[linux-audio-dev] MIDI groove theory

Steve Harris S.W.Harris at ecs.soton.ac.uk
Wed Aug 11 07:15:14 UTC 2004


On Tue, Aug 10, 2004 at 03:20:51 -0400, Dave Robillard wrote:
> As I understand MTC, it's just a byte sent so many times a quarter note,
> so I think doing groove this way for all MTC speaking apps would be
> feasible.  (is that ever going to eat MIDI bandwidth though...)

I think thats MIDI clock, but I'm not sure.

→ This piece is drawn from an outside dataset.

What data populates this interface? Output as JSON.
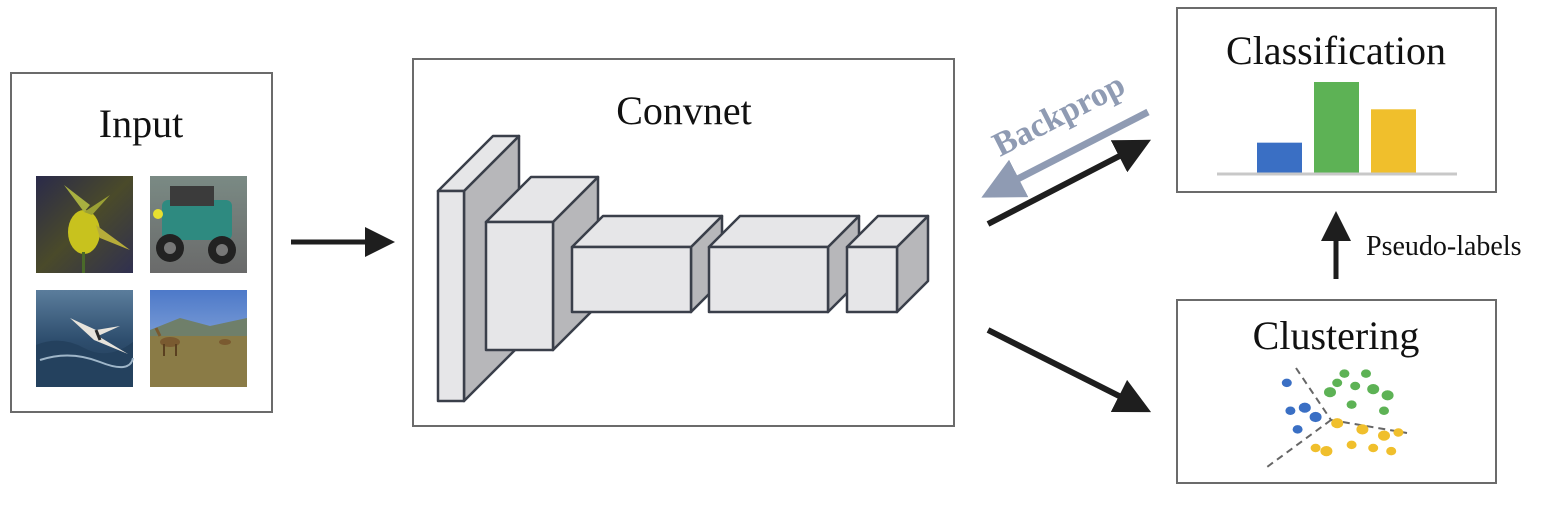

Personally, I'm a big fan of MIDI clock, because it plays well with
modular synths (software and hardware), but I think its difficult to sync
to in typical sequencer applications. 

> As another related problem I need to make sooperlooper aware of when bar
> divisions are (so looping is accurate and not prone to drift), and I
> don't think MTC is adequate for that..  I think to really take control
> of the entire system's timing a master time app will be needed that
> speaks many different languages (MTC and probably jack transport,
> others?)

I would just speak jack transport, and let specific tools do the jack
transport <-> MTC sync work. Better to have code in just one place.
I rememebr seeing a discussion about MTC<->JACK sync on IRC, or a list, I
think someone was working on it, but I'm not sure if its done. Its not
easy.

> Essentially I just need the best way to sync up seq24 and sooperlooper,
> and get the BPM in to any app (ie synths and effects racks).  Groove
> would be nice though.

Groove should be a feature of individual apps IMHO, it makes sense to
apply it to (say) a drum sequence, but you wouldnt neccesarily want it
applied to bassline sequencing or a delay. Groove is orthogonal to sync;
you can apply one without the other.